A task force will also be set up including patients, nursing staff, health chiefs and councillors to look at ways of improving healthcare in the town.
It could include making Ludlow a "test-bed" for new technology initiatives, the meeting was told.
The new health facility had been planned for the eco park on the outskirts of town, and would Ludlow's two GP surgeries would have relocated to the new site as part of the plans.
But the meeting was told changes to the NHS nationally had delayed its implementation, and further looks at costings had revealed a potential £1.1 million per year shortfall in funding.
Julia Bridgewater, the trust's interim chief executive, said health bosses had "left no stone unturned" in looking for ways to keep the project on the table.But she said at most all they had been able to do was cut the shortfall down to £800,000 per year - meaning it would still need an injection of £20 million over the next 25 years from already stretched health budgets to allow it to go ahead.
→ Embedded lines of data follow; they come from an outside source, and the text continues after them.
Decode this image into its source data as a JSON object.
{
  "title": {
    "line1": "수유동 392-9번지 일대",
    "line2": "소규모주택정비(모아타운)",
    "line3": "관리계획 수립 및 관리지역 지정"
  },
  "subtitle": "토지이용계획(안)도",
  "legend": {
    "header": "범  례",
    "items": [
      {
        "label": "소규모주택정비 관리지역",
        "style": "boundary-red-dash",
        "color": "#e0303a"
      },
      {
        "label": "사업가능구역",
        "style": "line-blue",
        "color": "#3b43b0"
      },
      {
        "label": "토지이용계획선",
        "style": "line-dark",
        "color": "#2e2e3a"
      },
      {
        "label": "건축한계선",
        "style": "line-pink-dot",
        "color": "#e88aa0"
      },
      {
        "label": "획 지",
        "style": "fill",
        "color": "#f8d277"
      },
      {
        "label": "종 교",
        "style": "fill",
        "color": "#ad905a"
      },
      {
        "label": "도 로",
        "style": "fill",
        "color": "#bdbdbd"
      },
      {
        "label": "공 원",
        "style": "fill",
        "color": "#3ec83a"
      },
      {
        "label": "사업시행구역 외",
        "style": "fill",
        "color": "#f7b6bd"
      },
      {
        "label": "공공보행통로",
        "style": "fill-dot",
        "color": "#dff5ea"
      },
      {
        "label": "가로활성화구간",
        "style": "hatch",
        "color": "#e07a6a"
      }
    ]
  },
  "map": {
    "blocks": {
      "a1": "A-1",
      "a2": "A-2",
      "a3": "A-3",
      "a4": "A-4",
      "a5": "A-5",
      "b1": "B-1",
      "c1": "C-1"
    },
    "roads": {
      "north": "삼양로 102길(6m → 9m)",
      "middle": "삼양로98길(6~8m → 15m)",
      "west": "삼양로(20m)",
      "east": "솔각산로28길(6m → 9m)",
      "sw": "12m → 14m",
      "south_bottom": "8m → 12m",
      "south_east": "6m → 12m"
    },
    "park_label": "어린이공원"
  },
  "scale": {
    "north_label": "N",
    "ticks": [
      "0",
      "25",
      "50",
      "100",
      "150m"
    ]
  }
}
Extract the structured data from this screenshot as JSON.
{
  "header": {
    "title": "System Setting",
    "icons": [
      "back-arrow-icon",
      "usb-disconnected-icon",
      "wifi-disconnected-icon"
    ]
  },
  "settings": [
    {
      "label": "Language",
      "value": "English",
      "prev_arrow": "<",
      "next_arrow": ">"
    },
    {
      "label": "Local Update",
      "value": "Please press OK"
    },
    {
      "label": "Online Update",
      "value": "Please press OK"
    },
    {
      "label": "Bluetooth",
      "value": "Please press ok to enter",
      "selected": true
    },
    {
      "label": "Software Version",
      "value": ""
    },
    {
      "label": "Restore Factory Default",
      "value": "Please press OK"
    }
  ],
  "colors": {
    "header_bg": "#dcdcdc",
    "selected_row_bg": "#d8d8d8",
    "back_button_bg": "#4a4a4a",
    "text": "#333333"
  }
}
She said: "Originally there was a great momentum in the system to see the development go ahead. "In the current financial climate there is not the same appetite to invest in buildings when pressure on front-line staff continues to increase."
Trust chairman Mike Ridley said: "I realise its not the position many, many people would have wanted.
"But it is the position we find ourselves in, and we now have to look at ways of improving the current hospital and healthcare services."